Failed Backups, Missing Emails & A New Kind of File System
November 11, 2021
I was talking with the CIO of one of our longstanding clients recently, when he mentioned that one of his favorite things about our platform is that he no longer worries about backup. This came as no surprise. Backup is broken and it has been for decades. Yet, comments like these are music to my ears, because backup is one of the reasons I founded Nasuni in the first place.
Let me tell you my backup story. Years ago, I was CTO of a large media company and, like many organizations in that space, we were frequently sued for alleged intellectual property breaches. One of those suits called for us to establish a chronology of events based on a series of emails that were roughly five to seven years old.
We spent weeks looking for the backups for that mail server and couldn’t find them anywhere. There were old backups, but they couldn’t be restored, because the backup formats could no longer be read. Later, as I was walking past a colleague’s office, I noticed an old, decommissioned Dell server that had been transformed into an improvised coffee table. The server was the perfect height to fit neatly under his desk. Fortunately, all of our servers were labeled, and this one happened to be our old mail server.
We grabbed it, found a power cord, monitor — VGA anybody? — and keyboard and cranked up the old machine. Then we held our collective breath. Miraculously, the old emails were still there.
Innovation via Frustration
We had succeeded, yes, but it took a tremendous stroke of luck. We were lucky to have the physical machine that still had the production data. In most modern data centers, where every server has been virtualized, this would be impossible. I was relieved, but also frustrated. Intense frustration is what makes entrepreneurs do anything. Those backups should have been accessible, not hiding under someone’s papers and coffee cups. I decided there had to be a more efficient way to protect file data.
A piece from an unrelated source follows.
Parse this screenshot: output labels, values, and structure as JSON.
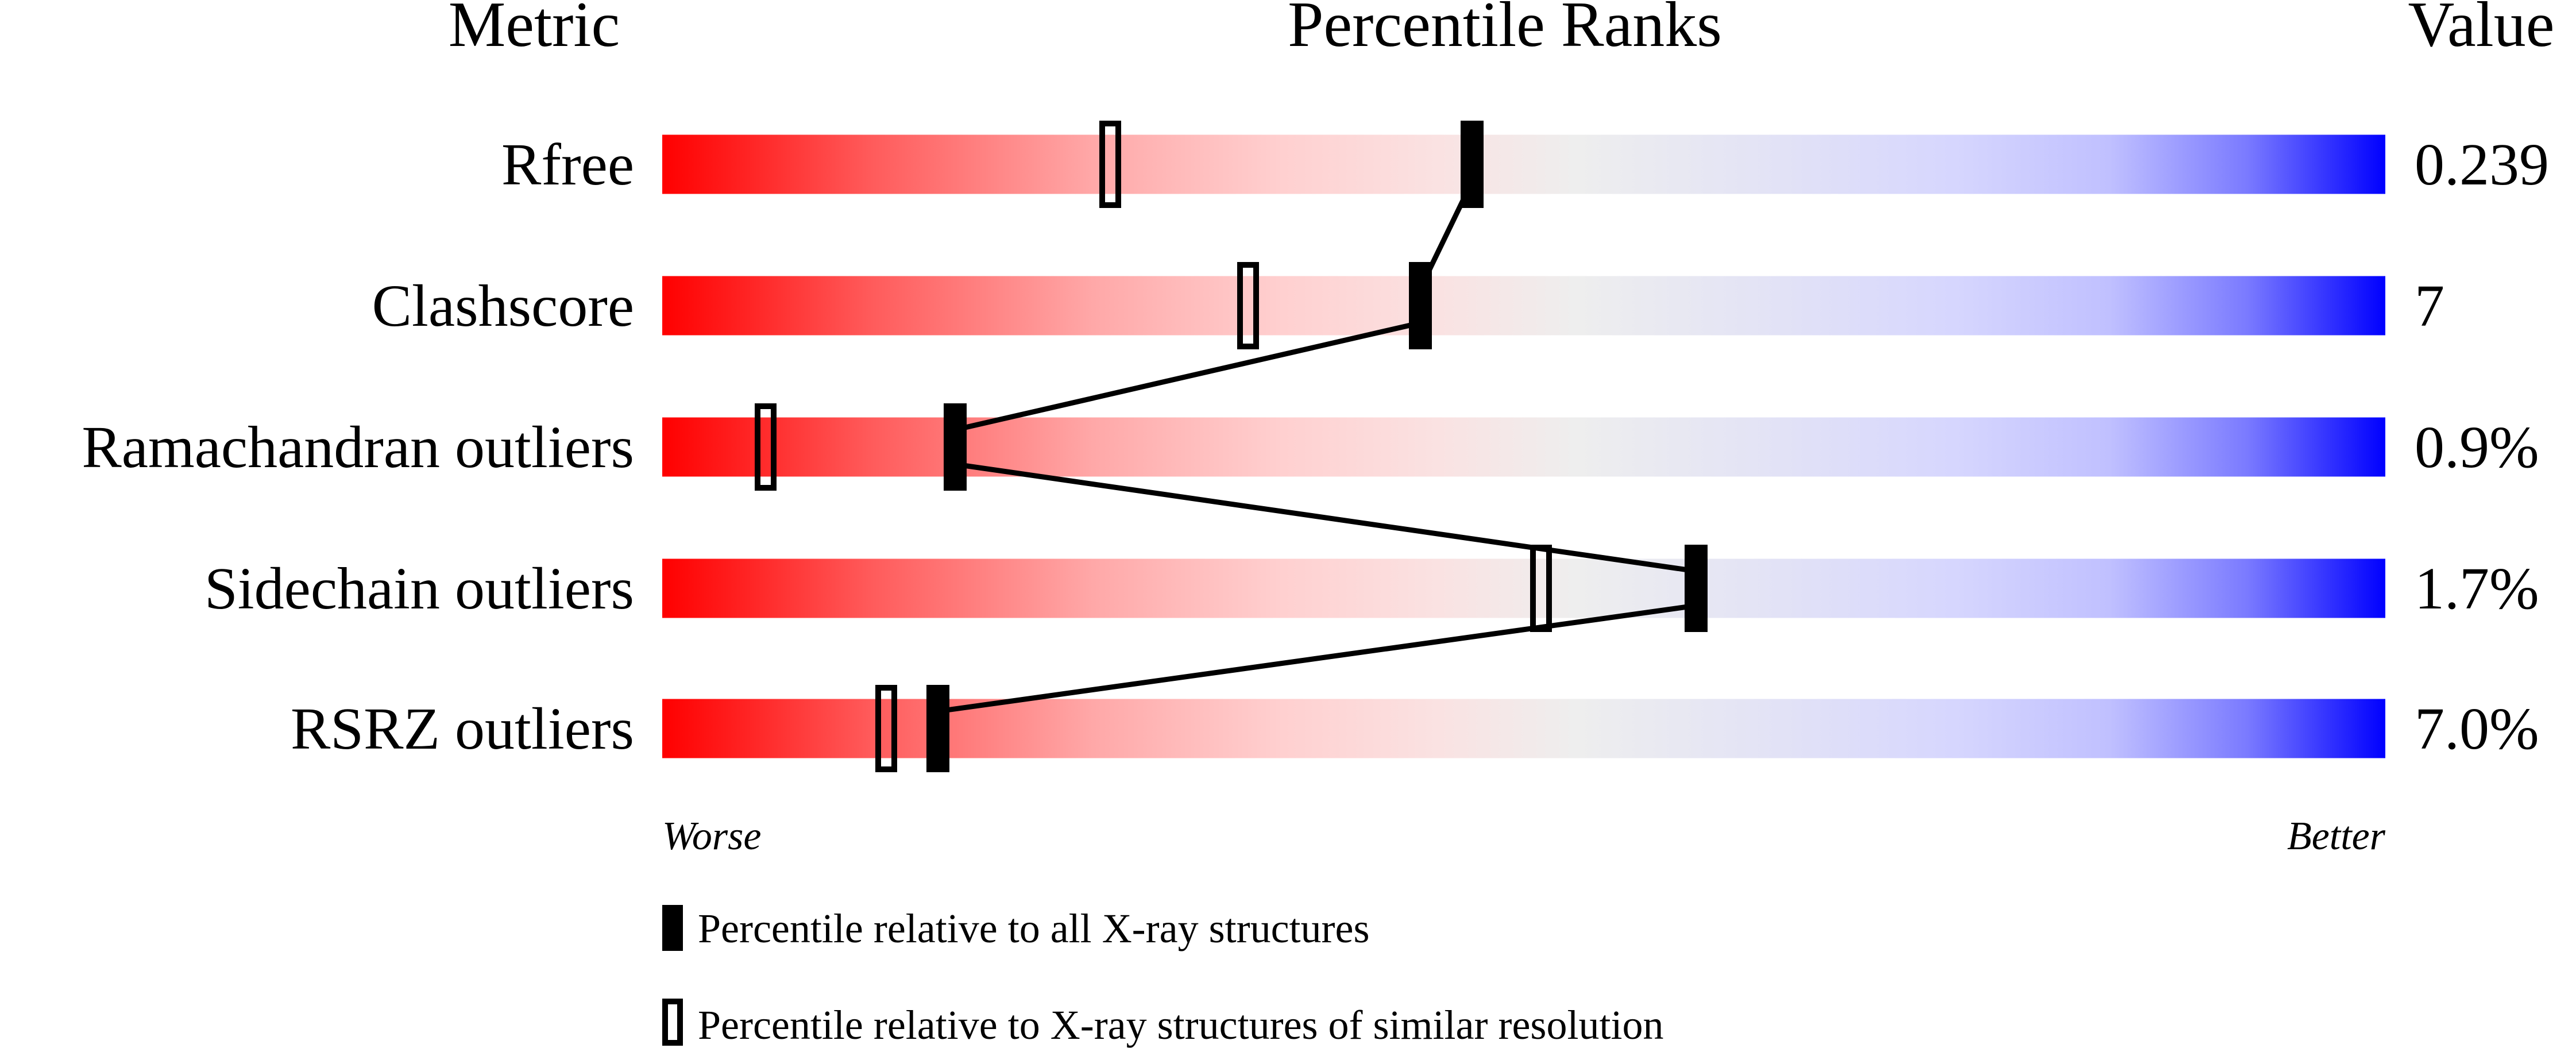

Nasuni didn’t begin immediately — we still needed the cloud to evolve as a medium — and this added time gave me a chance to step back and look at the backup process end to end. That is when I realized there was something intrinsically wrong with the approach. The backup industry was telling companies to put all their files into a proprietary format that might change over time. They were making it very difficult to test your recovery capabilities, too. This put IT professionals in a terrible position.
In IT, if you lose data, you lose your job. Earlier in my career, we had to fire our head of IT, because our build machine, where we stored all of the code we were working on, failed. That’s when we discovered that the backup server had been inadvertently skipping the core development repository. This was partially human error, because our IT Director hadn’t vetted that the backup server had access to all the files it was supposed to protect, but it revealed a systemic flaw in backup.
The Systemic Flaw in Backup
Any system that is only fully tested when there is a complete failure is bound to fail as a system of protection. Also, the more moving parts and the more human intervention required, the more likely that something will go wrong. Technology is there to make sure that we don’t forget. That we don’t get lazy. Because we are only human.
Forget backup. Backup has been a means to an end, and not a very good means at that. Instead, focus on the end goal. IT is responsible for never, ever, losing a file. Data is more precious than money. Data is irreplaceable. When I looked at the problem this way, I found four things that needed to change if we were going to really protect files:
- Any system protecting digital assets should be immune to the decomposition or failure of the storage media. If you move the data offline, the medium will decompose, and the data will eventually disappear — or be transformed into furniture. Cloud object storage would prove to be an ideal alternative here, because it creates multiple copies to guard against the failure of one machine or even one facility.
- Data should not be transformed into a proprietary format. If you transform the data in some way that isn’t related to production — a favorite technique of the backup vendors — then you’re subject to the technological whims of the vendor. If your backups from several years ago were stored in a format they no longer support, you won’t find out until you try to restore, and then you’ll be out of luck.
- This new way of protecting digital assets would have to move away from the one-way push model of backup, in which your data is shoved into some secondary system. You can’t test your complete restore capabilities effectively with this approach, so you leave yourself open to disastrous data loss incidents like the one that struck my old startup.
- The system of production and protection should be one and the same. That unification, more than anything, drove all of our early design work at Nasuni. It called for the unification of the physical media protecting the bits with the production system that generates them. A secondary system is inherently unreliable. The best backup is no backup. I realized that a better way to protect a file system would be to do so within that file system — and design a technology that automatically protects itself as it operates normally.
Our observation was that largest companies in the world were entrusting a fundamentally flawed technology with the protection of their data. We wanted to create a zero-gap approach to data protection, a single system that did everything, from storing to protecting files, without the need for human intervention or oversight. A platform that would function as the system of production and the system of protection at the same time.
Twelve years later, it’s still working beautifully. When it comes to data protection, two systems are much less than one. The name Nasuni stands for NAS + Unified — one system that brings together production and protection.
The promise of what we do is in our name.